The U.S. Senate wants to grill the NFL about bounties. And the NBA, NHL, NCAA and Major League Baseball are invited, too.
Sen. Dick Durbin is setting up a Judiciary Committee hearing about bounties in professional football and other major sports in the wake of news that New Orleans Saints players received extra cash for hits that hurt particular opponents.
The assistant Senate majority leader, an Illinois Democrat, said Thursday he wants to examine whether federal law should make such bounty systems a crime.
“Let’s be real basic about it here. If this activity were taking place off of a sporting field, away from a court, nobody would have a second thought (about whether it’s wrong). ‘You mean, someone paid you to go out and hurt someone?’ ” Durbin said in a telephone interview before raising the issue on the floor of the Senate.
“It goes way beyond the rules of any sporting contest, at least team contest, to intentionally inflict harm on another person for a financial reward,” he said.
His announcement came a day after the NFL took a harsh stand on bounties, suspending Saints head coach Sean Payton for all of the 2012 season, and indefinitely banning their former defensive coordinator, Gregg Williams. Saints general manager Mickey Loomis was barred for half of 2012, an assistant coach got a six-game ban, and the team was docked two second-round draft picks and $500,000.
NFL commissioner Roger Goodell still needs to decide what penalties to give players who were involved in the Saints’ scheme from 2009-11.
“I am encouraged by what the National Football League did. What they came down with as a penalty on the New Orleans Saints was decisive and historic,” Durbin said, adding that he thought the league was “taking this very seriously.”
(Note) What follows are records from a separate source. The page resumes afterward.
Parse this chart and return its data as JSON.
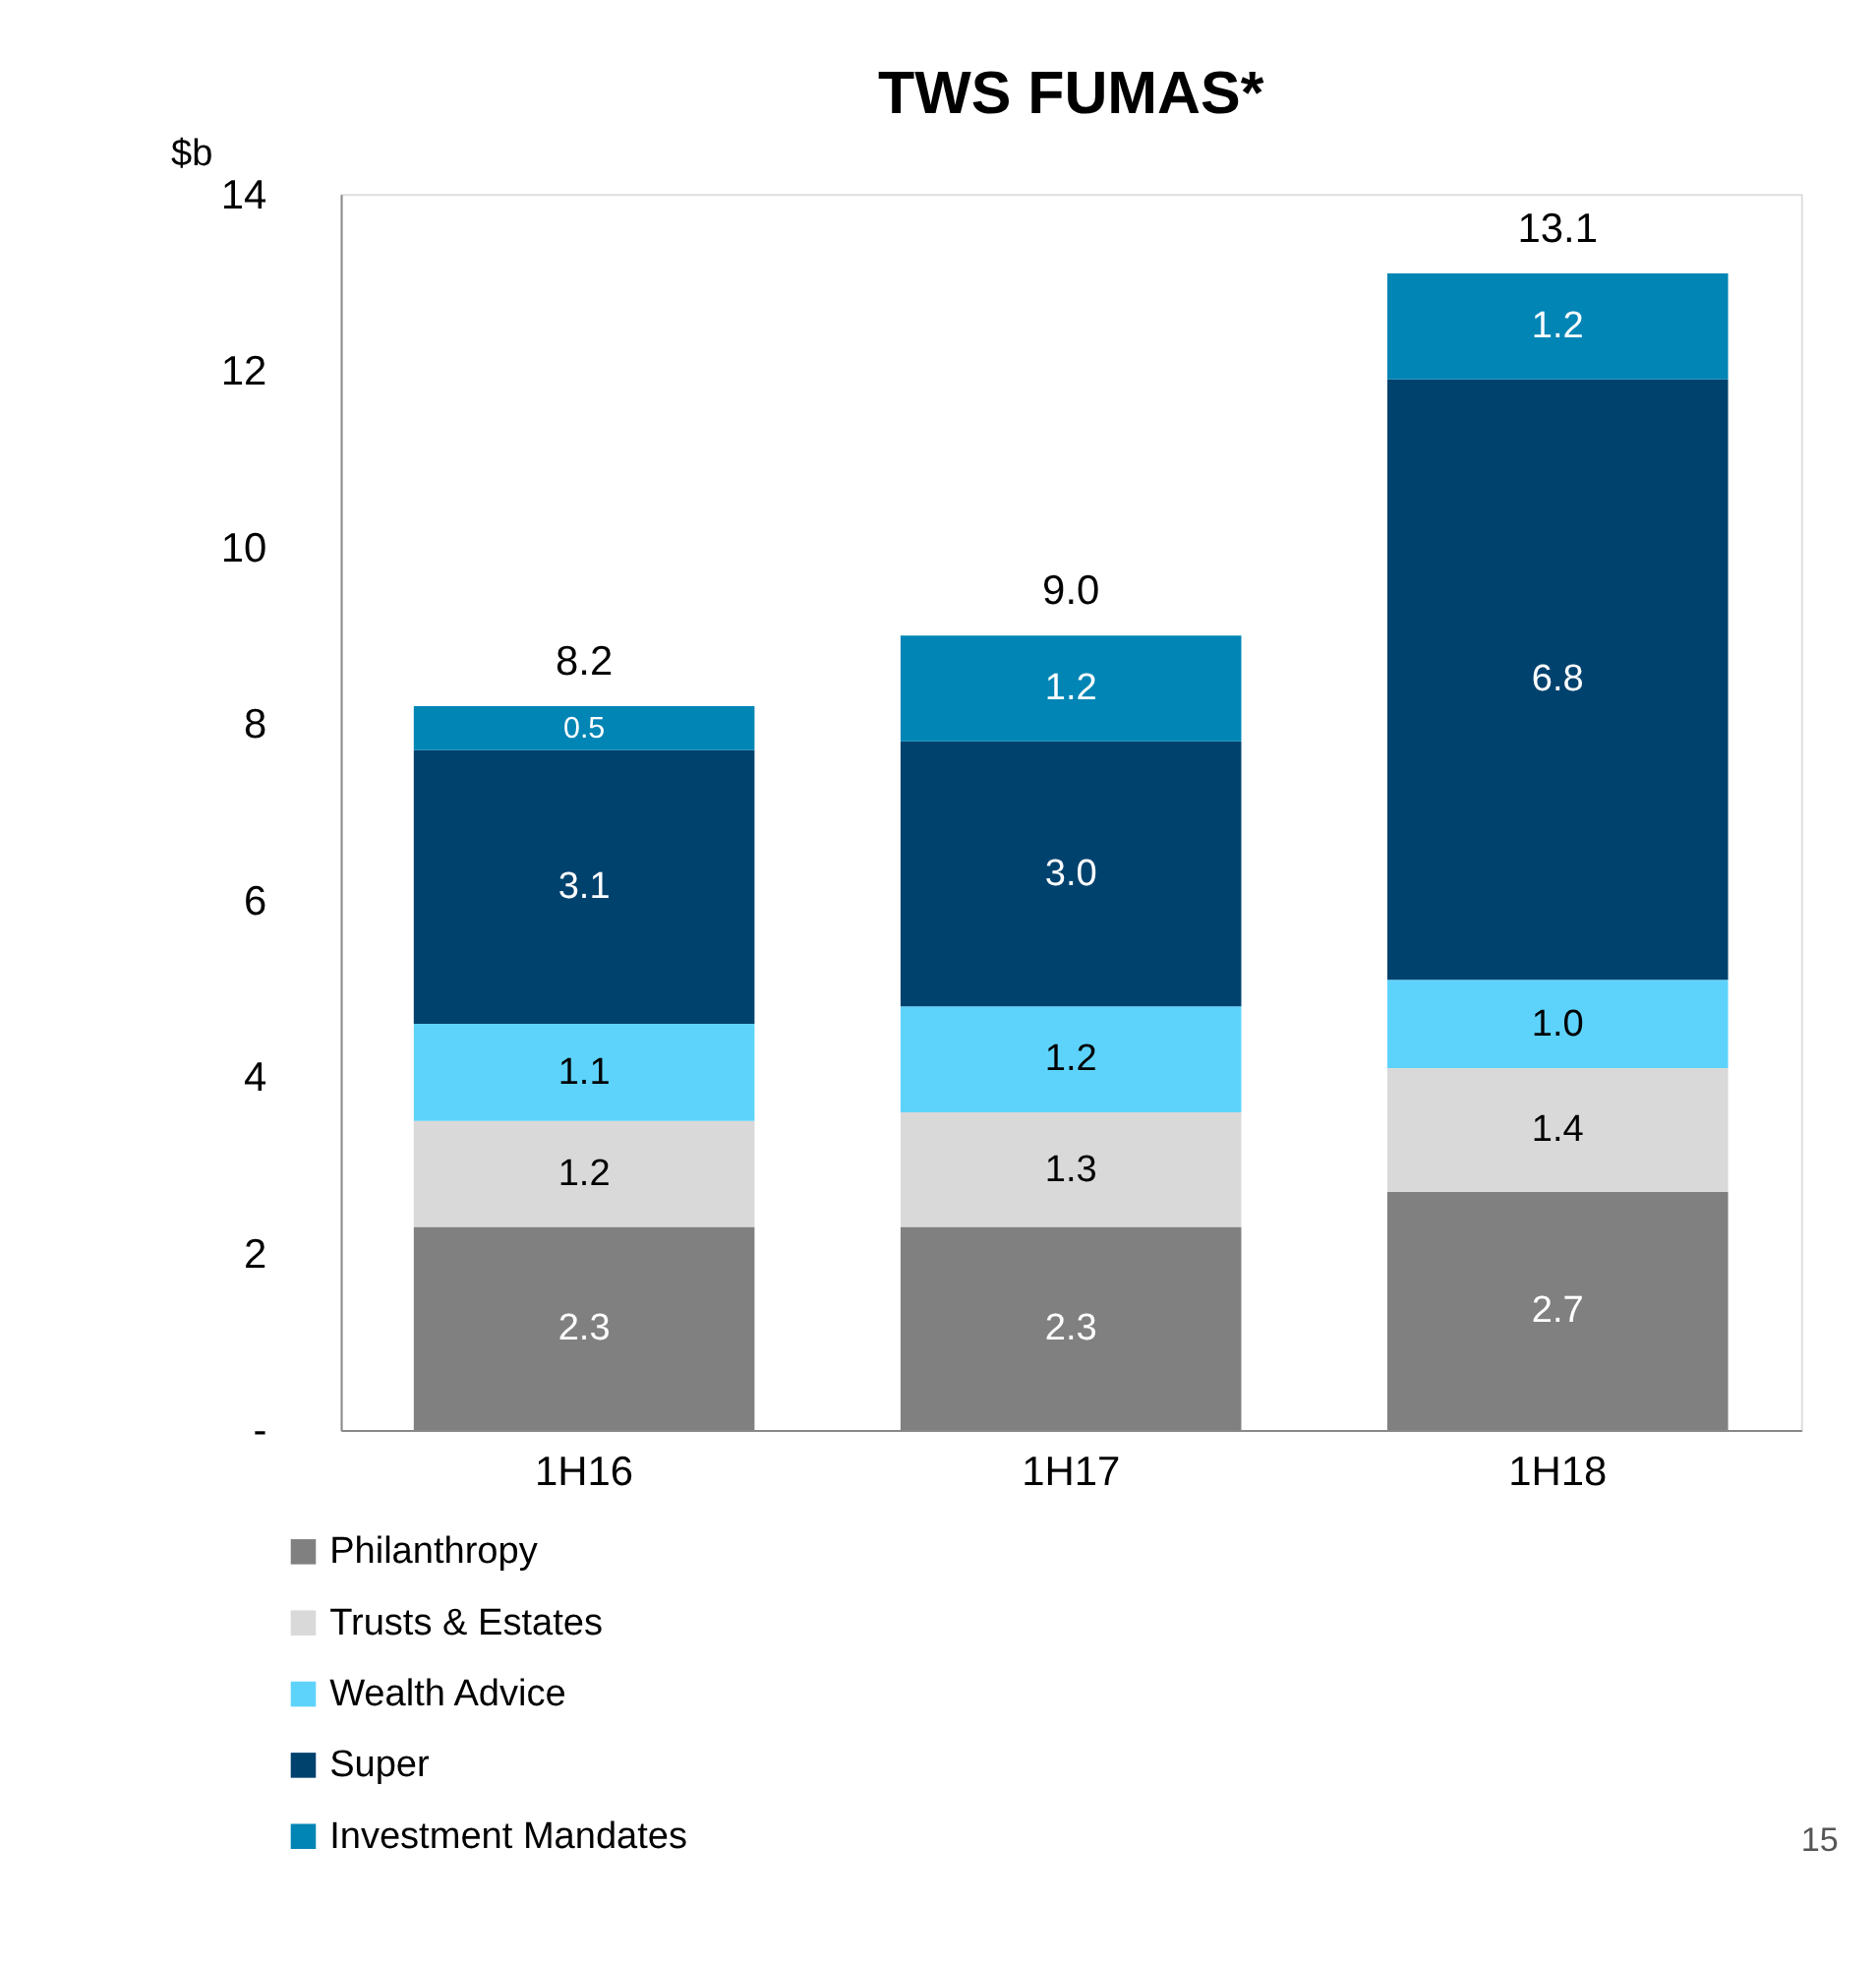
{
  "chart_data": {
    "type": "bar",
    "title": "TWS FUMAS*",
    "ylabel": "$b",
    "stacked": true,
    "categories": [
      "1H16",
      "1H17",
      "1H18"
    ],
    "series": [
      {
        "name": "Philanthropy",
        "color": "#808080",
        "values": [
          2.3,
          2.3,
          2.7
        ],
        "value_labels": [
          "2.3",
          "2.3",
          "2.7"
        ]
      },
      {
        "name": "Trusts & Estates",
        "color": "#d9d9d9",
        "values": [
          1.2,
          1.3,
          1.4
        ],
        "value_labels": [
          "1.2",
          "1.3",
          "1.4"
        ]
      },
      {
        "name": "Wealth Advice",
        "color": "#5dd3fb",
        "values": [
          1.1,
          1.2,
          1.0
        ],
        "value_labels": [
          "1.1",
          "1.2",
          "1.0"
        ]
      },
      {
        "name": "Super",
        "color": "#00426e",
        "values": [
          3.1,
          3.0,
          6.8
        ],
        "value_labels": [
          "3.1",
          "3.0",
          "6.8"
        ]
      },
      {
        "name": "Investment Mandates",
        "color": "#0085b5",
        "values": [
          0.5,
          1.2,
          1.2
        ],
        "value_labels": [
          "0.5",
          "1.2",
          "1.2"
        ]
      }
    ],
    "totals": [
      "8.2",
      "9.0",
      "13.1"
    ],
    "ylim": [
      0,
      14
    ],
    "yticks": [
      {
        "value": 0,
        "label": "-"
      },
      2,
      4,
      6,
      8,
      10,
      12,
      14
    ],
    "grid": false,
    "legend": "bottom left",
    "annotations": [
      "15"
    ]
  }
}
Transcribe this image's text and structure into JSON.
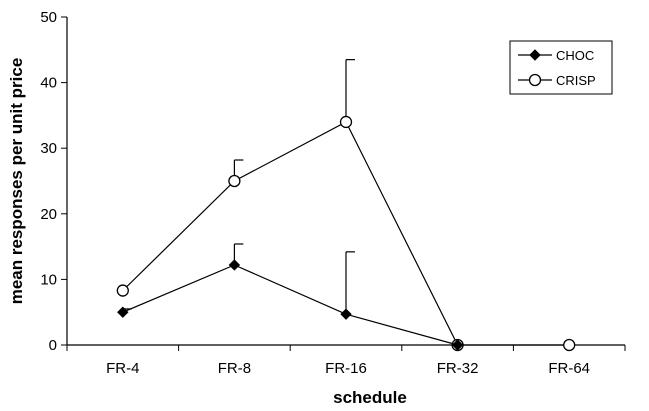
{
  "chart_data": {
    "type": "line",
    "xlabel": "schedule",
    "ylabel": "mean responses per unit price",
    "categories": [
      "FR-4",
      "FR-8",
      "FR-16",
      "FR-32",
      "FR-64"
    ],
    "ylim": [
      0,
      50
    ],
    "yticks": [
      0,
      10,
      20,
      30,
      40,
      50
    ],
    "grid": false,
    "legend_position": "top-right",
    "series": [
      {
        "name": "CHOC",
        "marker": "filled-diamond",
        "values": [
          5.0,
          12.2,
          4.7,
          0.0,
          null
        ],
        "error_plus": [
          0.5,
          3.2,
          9.5,
          0,
          null
        ]
      },
      {
        "name": "CRISP",
        "marker": "open-circle",
        "values": [
          8.3,
          25.0,
          34.0,
          0.0,
          0.0
        ],
        "error_plus": [
          0,
          3.2,
          9.5,
          0,
          0
        ]
      }
    ]
  }
}
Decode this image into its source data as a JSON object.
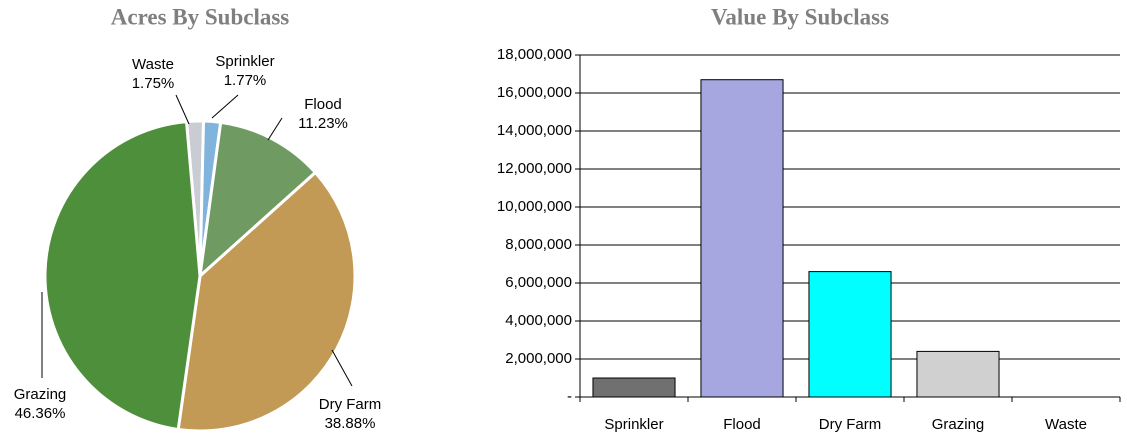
{
  "chart_data": [
    {
      "type": "pie",
      "title": "Acres By Subclass",
      "categories": [
        "Waste",
        "Sprinkler",
        "Flood",
        "Dry Farm",
        "Grazing"
      ],
      "values": [
        1.75,
        1.77,
        11.23,
        38.88,
        46.36
      ],
      "value_labels": [
        "1.75%",
        "1.77%",
        "11.23%",
        "38.88%",
        "46.36%"
      ],
      "colors": [
        "#c9ccd3",
        "#80b4dc",
        "#6f9a62",
        "#c29a55",
        "#4e8f3c"
      ]
    },
    {
      "type": "bar",
      "title": "Value By Subclass",
      "categories": [
        "Sprinkler",
        "Flood",
        "Dry Farm",
        "Grazing",
        "Waste"
      ],
      "values": [
        1000000,
        16700000,
        6600000,
        2400000,
        0
      ],
      "colors": [
        "#707070",
        "#a6a6e0",
        "#00ffff",
        "#d0d0d0",
        "#ffffff"
      ],
      "ylim": [
        0,
        18000000
      ],
      "yticks": [
        {
          "value": 0,
          "label": "-"
        },
        {
          "value": 2000000,
          "label": "2,000,000"
        },
        {
          "value": 4000000,
          "label": "4,000,000"
        },
        {
          "value": 6000000,
          "label": "6,000,000"
        },
        {
          "value": 8000000,
          "label": "8,000,000"
        },
        {
          "value": 10000000,
          "label": "10,000,000"
        },
        {
          "value": 12000000,
          "label": "12,000,000"
        },
        {
          "value": 14000000,
          "label": "14,000,000"
        },
        {
          "value": 16000000,
          "label": "16,000,000"
        },
        {
          "value": 18000000,
          "label": "18,000,000"
        }
      ],
      "grid": true
    }
  ]
}
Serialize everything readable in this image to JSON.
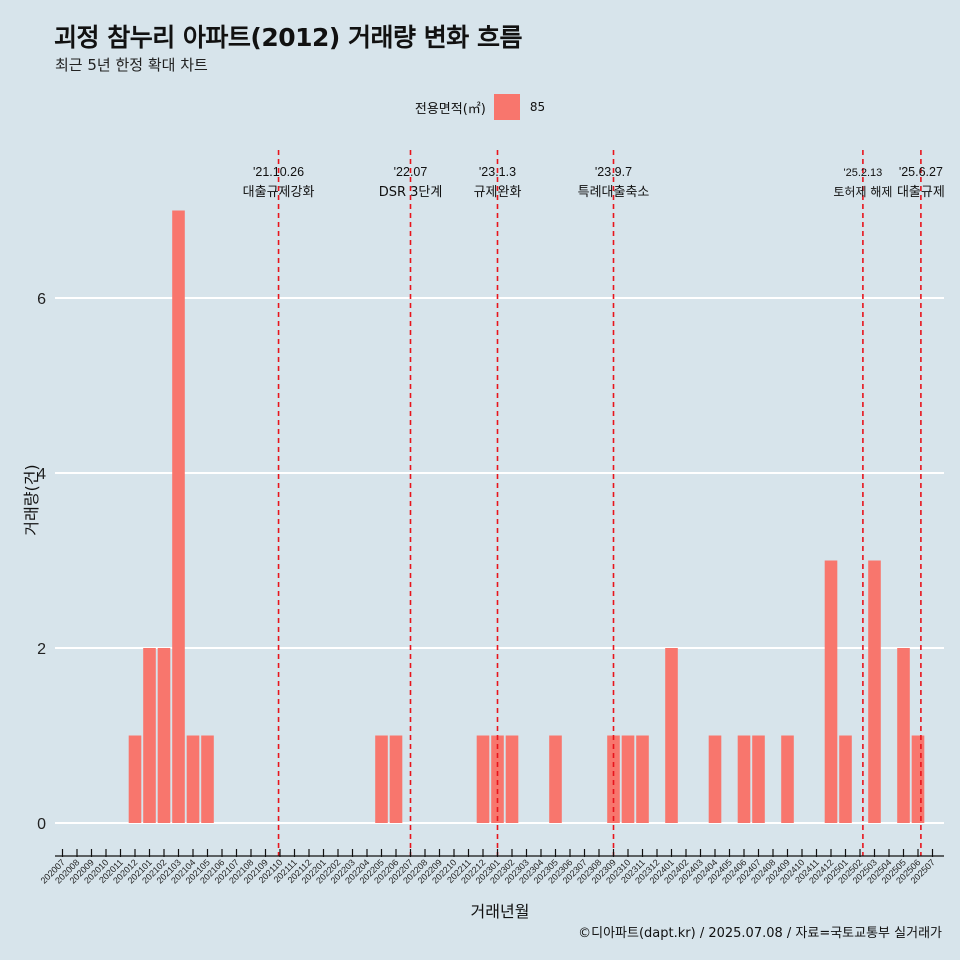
{
  "header": {
    "title": "괴정 참누리 아파트(2012) 거래량 변화 흐름",
    "subtitle": "최근 5년 한정 확대 차트"
  },
  "legend": {
    "title": "전용면적(㎡)",
    "value": "85",
    "color": "#f8766d"
  },
  "caption": "©디아파트(dapt.kr) / 2025.07.08 / 자료=국토교통부 실거래가",
  "colors": {
    "background": "#d7e4eb",
    "bar": "#f8766d",
    "event_line": "#e8141c",
    "grid": "#ffffff"
  },
  "chart_data": {
    "type": "bar",
    "title": "괴정 참누리 아파트(2012) 거래량 변화 흐름",
    "subtitle": "최근 5년 한정 확대 차트",
    "xlabel": "거래년월",
    "ylabel": "거래량(건)",
    "ylim": [
      0,
      7
    ],
    "yticks": [
      0,
      2,
      4,
      6
    ],
    "grid": true,
    "legend_position": "top",
    "categories": [
      "202007",
      "202008",
      "202009",
      "202010",
      "202011",
      "202012",
      "202101",
      "202102",
      "202103",
      "202104",
      "202105",
      "202106",
      "202107",
      "202108",
      "202109",
      "202110",
      "202111",
      "202112",
      "202201",
      "202202",
      "202203",
      "202204",
      "202205",
      "202206",
      "202207",
      "202208",
      "202209",
      "202210",
      "202211",
      "202212",
      "202301",
      "202302",
      "202303",
      "202304",
      "202305",
      "202306",
      "202307",
      "202308",
      "202309",
      "202310",
      "202311",
      "202312",
      "202401",
      "202402",
      "202403",
      "202404",
      "202405",
      "202406",
      "202407",
      "202408",
      "202409",
      "202410",
      "202411",
      "202412",
      "202501",
      "202502",
      "202503",
      "202504",
      "202505",
      "202506",
      "202507"
    ],
    "series": [
      {
        "name": "85",
        "values": [
          0,
          0,
          0,
          0,
          0,
          1,
          2,
          2,
          7,
          1,
          1,
          0,
          0,
          0,
          0,
          0,
          0,
          0,
          0,
          0,
          0,
          0,
          1,
          1,
          0,
          0,
          0,
          0,
          0,
          1,
          1,
          1,
          0,
          0,
          1,
          0,
          0,
          0,
          1,
          1,
          1,
          0,
          2,
          0,
          0,
          1,
          0,
          1,
          1,
          0,
          1,
          0,
          0,
          3,
          1,
          0,
          3,
          0,
          2,
          1,
          0
        ]
      }
    ],
    "annotations": [
      {
        "date": "'21.10.26",
        "label": "대출규제강화",
        "position": 14.9
      },
      {
        "date": "'22.07",
        "label": "DSR 3단계",
        "position": 24.0
      },
      {
        "date": "'23.1.3",
        "label": "규제완화",
        "position": 30.0
      },
      {
        "date": "'23.9.7",
        "label": "특례대출축소",
        "position": 38.0
      },
      {
        "date": "'25.2.13",
        "label": "토허제 해제",
        "position": 55.2
      },
      {
        "date": "'25.6.27",
        "label": "대출규제",
        "position": 59.2
      }
    ]
  }
}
But moving forward, the NFL and other leagues must “come up with standards to make sure this isn’t going to happen again,” he said. Otherwise, lawmakers will need to “at least explore whether it is necessary to have federal legislation in this area.”
One possibility, Durbin explained, would be to extend federal sports bribery laws to cover bounties, so that “if someone offers in a team sports situation some sort of value, money or otherwise, to intentionally hurt another player, that, in fact, would be a crime.”
Durbin wasn’t sure when the hearing will happen, but he said it could be two to three weeks from now.
A person familiar with the situation said three current Saints assistants are strong candidates to take over as head coach in Payton’s absence: offensive coordinator Pete Carmichael Jr., defensive coordinator Steve Spagnuolo and offensive line coach Aaron Kromer. … Quarterback Andrew Luck completed 46 of 50 passes – and three of those incompletions were drops by his receivers – in front of more than 125 NFL scouts and executives at Stanford’s pro day. … The 49ers re-signed wide receiver Ted Ginn Jr. to a one-year contract and finalized a two-year deal with former Giants receiver Mario Manningham. … Running back Michael Bush signed a four-year contract with the Bears to back up Matt Forte. … Quarterback David Carr, the No. 1 pick of the 2002 draft, re-signed with the Giants and will back up 2004 top pick Eli Manning. … Lions linebacker Stephen Tulloch signed a five-year contract to remain with the team. … DeMaurice Smith was re-elected NFL Players Association chief executive. He ran unopposed. … The Broncos signed cornerback Tracy Porter and wide receiver Andre Caldwell.